To be fair, there’s blame to go around. Some actors rise or sink to the level of the material they’re working with, and in this instance, Buck’s words have done in everyone. Anson Mount’s Inhuman king, Black Bolt, is saddled with the ability to cause immense devastation with the merest murmur, meaning the character is silent. The actor has chosen to play him like he’s perpetually constipated, interrupting it only to portray “surprised,” which he does by shifting into facial expressions better suited to a mime. But everyone is forced to deliver narrative details in a variety of ham-fisted ways, giving the whole enterprise the feel of a high-school play.
But bad TV shows come and go. Sometimes the writing just isn’t there, and Buck, despite having a poor track record, is just one of the many people who can’t seem to create a good series, a tough job under even the best of circumstances.
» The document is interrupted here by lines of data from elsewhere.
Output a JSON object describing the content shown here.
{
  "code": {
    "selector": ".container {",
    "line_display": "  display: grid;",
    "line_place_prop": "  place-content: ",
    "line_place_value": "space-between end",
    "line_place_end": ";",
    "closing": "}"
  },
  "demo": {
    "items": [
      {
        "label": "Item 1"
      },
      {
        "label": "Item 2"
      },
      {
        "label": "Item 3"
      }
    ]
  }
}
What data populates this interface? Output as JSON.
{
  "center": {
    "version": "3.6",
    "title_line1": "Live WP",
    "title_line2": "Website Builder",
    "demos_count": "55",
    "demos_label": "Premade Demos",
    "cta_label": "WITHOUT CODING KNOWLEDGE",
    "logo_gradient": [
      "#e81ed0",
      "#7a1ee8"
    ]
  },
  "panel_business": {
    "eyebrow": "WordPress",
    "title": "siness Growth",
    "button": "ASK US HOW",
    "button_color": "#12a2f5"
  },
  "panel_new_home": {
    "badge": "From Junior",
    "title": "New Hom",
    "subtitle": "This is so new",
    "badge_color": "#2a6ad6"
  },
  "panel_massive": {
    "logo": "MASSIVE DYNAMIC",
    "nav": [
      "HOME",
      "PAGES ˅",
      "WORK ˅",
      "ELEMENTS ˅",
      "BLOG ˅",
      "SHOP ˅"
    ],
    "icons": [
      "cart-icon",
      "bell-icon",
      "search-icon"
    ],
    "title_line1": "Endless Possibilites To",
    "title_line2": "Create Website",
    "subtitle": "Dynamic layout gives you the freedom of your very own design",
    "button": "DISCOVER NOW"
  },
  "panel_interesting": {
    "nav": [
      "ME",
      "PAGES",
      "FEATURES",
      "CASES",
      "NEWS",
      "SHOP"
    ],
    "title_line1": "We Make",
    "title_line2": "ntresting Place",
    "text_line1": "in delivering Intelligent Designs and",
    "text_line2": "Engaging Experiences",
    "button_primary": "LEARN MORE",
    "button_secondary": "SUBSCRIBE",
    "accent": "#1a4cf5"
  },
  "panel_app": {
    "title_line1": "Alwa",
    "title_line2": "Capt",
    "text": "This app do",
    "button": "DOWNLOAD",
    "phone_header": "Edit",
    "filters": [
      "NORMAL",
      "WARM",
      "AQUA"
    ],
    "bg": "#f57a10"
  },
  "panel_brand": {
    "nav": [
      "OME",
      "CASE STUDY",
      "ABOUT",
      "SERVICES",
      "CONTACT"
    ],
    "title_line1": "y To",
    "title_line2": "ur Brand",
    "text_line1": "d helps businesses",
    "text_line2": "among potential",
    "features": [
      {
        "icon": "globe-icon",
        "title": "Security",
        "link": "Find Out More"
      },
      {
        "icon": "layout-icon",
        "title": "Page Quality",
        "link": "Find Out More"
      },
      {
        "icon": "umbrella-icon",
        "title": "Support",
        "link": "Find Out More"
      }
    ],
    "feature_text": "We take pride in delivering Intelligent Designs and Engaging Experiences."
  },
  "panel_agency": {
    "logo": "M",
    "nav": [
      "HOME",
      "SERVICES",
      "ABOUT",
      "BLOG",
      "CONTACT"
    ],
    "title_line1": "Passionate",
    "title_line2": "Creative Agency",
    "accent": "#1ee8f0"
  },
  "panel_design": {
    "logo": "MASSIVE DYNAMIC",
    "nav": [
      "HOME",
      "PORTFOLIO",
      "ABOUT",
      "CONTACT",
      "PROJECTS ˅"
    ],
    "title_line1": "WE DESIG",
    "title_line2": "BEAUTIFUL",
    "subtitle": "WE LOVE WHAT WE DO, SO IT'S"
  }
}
But these should’ve been the best of circumstances. Marvel and ABC throwing a ton of money at a big, splashy project, sparing no expense, should have allowed imaginations to run wild, and inventiveness to flourish. Instead, the company weirdly made its worst product and threw it up on the biggest possible screen, a miscalculation that serves to highlight what my colleague said almost a month ago: That forcing people to pay more to see less (74 minutes, versus the 84 that people watching the two episodes at home will get) is an error only compounded by refusing to admit just how bad the end result looks. IMAX should be a chance to see something beautiful that normal cameras can’t capture. Unfortunately for Marvel and ABC, it also makes ugliness that much harder to ignore.